Learning designers: New fad or new future?
In one sense designing learning experiences isn’t anything new, it’s what teachers and educators have been doing for years, it’s what instructional designers have been doing for years. But one of the pandemic-driven changes has been the opening up of learning designer roles in universities and a range of different education and training providers.
Just like online education in general, the learning designer role was very niche and would most typically be found in areas focussed exclusively on online, blended or distance education.
Arguably, if you wanted to be a learning designer in higher education before the pandemic, one of the best avenues would be to work for an Online Programme Manager (OPM) partnered with a university to deliver their online programmes. The opportunities elsewhere were limited by the small number of universities taking online education seriously.
Learning designers and the expansion of online learning
This, though, seems to be changing, as online education is now being taken more seriously in the UK and there are a number of UK universities that are either expanding already established online education operations or are setting them up from scratch.
It’s worth saying at this point, this is significant.
A university investing strategically in online education pre-pandemic was very much the exception rather than the rule and the shift is especially striking for those of us who have been in the space for years extolling the virtues of online education.
In this context, the learning designer role seems to have become a very valuable commodity. Now is a good time to be a learning designer - in fact what I hear is that there is not enough quality supply to meet the demand in the UK, which will have consequences for recruitment and the support that might be needed to step into those shoes.
Beyond role-filling: Integrating learning designers into HE
Whilst I think this is a positive move, there is also a certain element of - “now we need one of those” - and this mentality is particularly myopic.
The value of a learning designer role is not as another role type to plug into the academic, educational development/learning technologist space, but rather to work on a portfolio of specific programmes and courses. The learning designer role at its best is one that works as a close partner to teaching staff and teams in designing experiences and a context for learning to result.
Having one, won’t as if by magic bring that about - it will require deliberateness and most significantly culture change.
The culture in many education providers isn’t geared towards close partnership working between educators/subject matter experts (SMEs) and learning designers. In fact for many the idea that you would work in partnership to design, plan and envisage a learning experience is on a spectrum from utterly alien to a gross intrusion.
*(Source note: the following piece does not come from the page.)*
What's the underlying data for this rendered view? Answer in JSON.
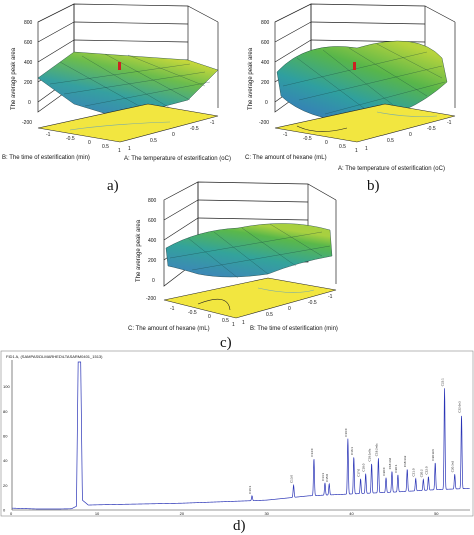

At a more general level this needs to change. A couple of reasons for this are the increasing adoption of modes of teaching that entail more complexity and call for greater design.
The second is that it is a great challenge to be an expert in one’s subject and also be an expert in teaching that subject. The sheer dearth of knowledge of the advances made in the learning sciences over the last 30 years is an example of how it’s difficult keep up with what we know about learning, teaching and at the same time one’s subject. Learning designers are a bridge to this significant gap.
This is not meant as a slight to educators/SMEs but an acknowledgement of the complexity and difficulty of being proficient in all those things. Whilst I know educators who remarkably wear all those hats with distinction, this is rare and unrealistic to expect of everyone, particularly with the many other hats people are expected to wear.
Learning designers as more than a trend
So learning designers can play a key role in meeting the aspirations of any education provider looking to get serious about online, blended and distance education. But just like the pursuit of these things in general, they won’t be successfully achieved without moving away from the old ways of doing things in education.
I fear that there will be many dissatisfied learning designers and some significant false starts in education providers making a pandemic-driven move to new modes of teaching and study. Much of this will be due to new aspirations being sunk by the weight of old cultures.
An excellent learning designer will be a key role in the future of many education providers, but to paraphrase what a colleague of mine said years ago, the challenge of switching to online teaching and learning is organisational change which means that everyone involved has to do their job in a slightly different way.
If providers fall to address this, a learning designer will be a mere adornment to show you were on trend, rather than a key guide in moving in a different direction.